I drove out to visit my Great Aunt Anne today. She is 88 years old and is still living on her own. For that last few years, her situation has been less than ideal, but workable. However, these days it’s not going well. She’s essentially stranded in a suburban ranch house with nothing around but neighbors and a private day school. She does still have a car but can’t drive anymore because her driver’s license expired and she knows that the DMV won’t give her another one. She’s right too, her macular degeneration has gotten so bad that she can hardly see. It seems to be a moot point anyway, as the last time she tried to turn on the car’s engine, the battery was dead and she doesn’t have the problem-solving skills to figure out how to get it charged or replaced.
There are other signs that she is struggling more with living on her own than she used to. In the past she was always thrilled to see me and would chat on for hours about the past, the mistakes she made in her life, her hatred for President Bush and why she doesn’t believe in god. This time, we chatted for about half an hour before she turned the TV on because it was time for “Who Wants to Be a Millionaire?” It was shocking to see how much she has withdrawn into television.
The saddest moment of the visit was towards the end. I had my coat on and was fishing in my pocket for my car keys. As I grabbed them I said, “Okay, I’ve got my keys.” This phrase sent Aunt Anne into a panic and she said, in a wobbly voice that sounded near to tears, “Where are my keys?” She began patting her pockets and started walking around the house. She said, “Honey, please help me find my keys!”
I asked her if she was planning on going anywhere and she said no, but she still wanted to have her keys. Eventually she found them and flopped into an armchair with a thump. I leaned over, gave her a kiss and said, “I love you Aunt Anne, I’ll talk to you soon.” And then I left.
My grandmother was always a dynamic woman on the go and after an aneurysm her life drastically changed into a downward spiral. It was so hard to watch her lose her dynamism and what made her the woman she was. Unfortunately my family was not ready to let her go when she had a chance and she ended up on a respirator in a nursing home for 9 months, very unhappy. It was difficult for her, but it gave my family time to let her go. I always wished that she didn’t need to go through the last part of her life.
Somehow I just spiraled downward into sadness when that was not my intention.
What I learned from my experience with my grandma I was able to use to help my elderly landlady in her final months. Her family wanted to put her into a nursing home, but she never wanted to leave her home and I encouraged her to stand by her wishes and in the end she was able to die at home. It was sad, but I felt like she got the end she wanted to her life and I feel glad I was able to help her in any small way with that when I wasn’t able to help my own grandmother.
I am sure that your visits to your aunt do brighten her day even if it is just as a tv companion. It is so good of you to be able to find some time in your crazy schedule to go see her.

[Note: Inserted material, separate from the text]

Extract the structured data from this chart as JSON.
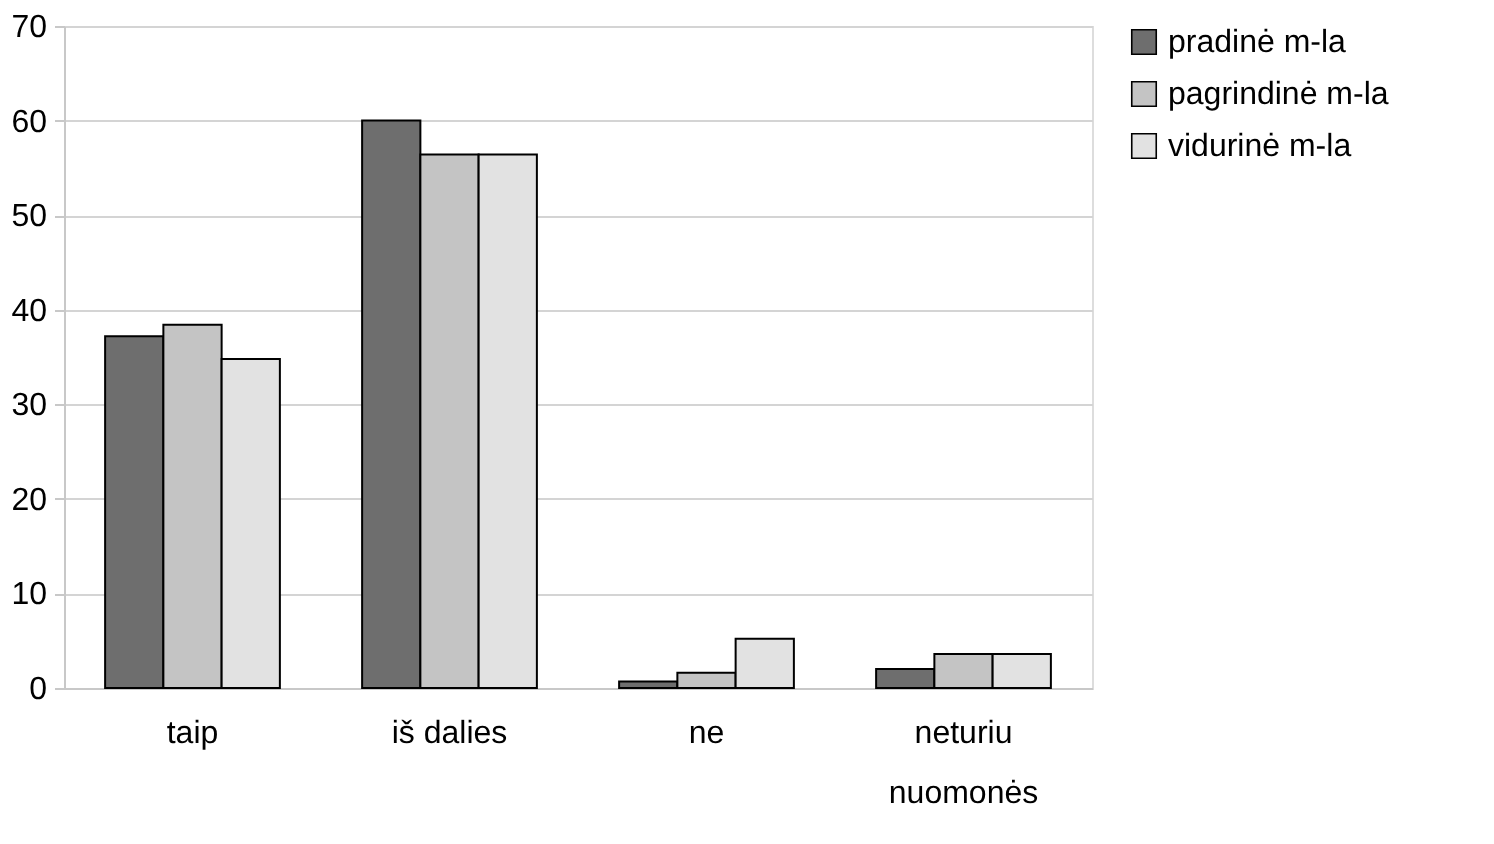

This is a powerfully written post. Thank you for sharing something so personal and inspirational. I know that sounds ironic…it’s quite sad that your aunt is struggling. But it’s also inspirational that she’s been so independent for so long and continues to trod along. It’s just as inspirational that you have the courage to confront this deterioration and the grace to keep on showing your love to her. I know that I have a very difficult time watching my grandmother, now entering her 90s, grow really and truly old. Until just a year ago she was feisty and alive. Now she’s distant and somehow hollow, which makes it hard for me to visit sometimes. After reading your post, I’m determined to go see her this weekend. Thank you!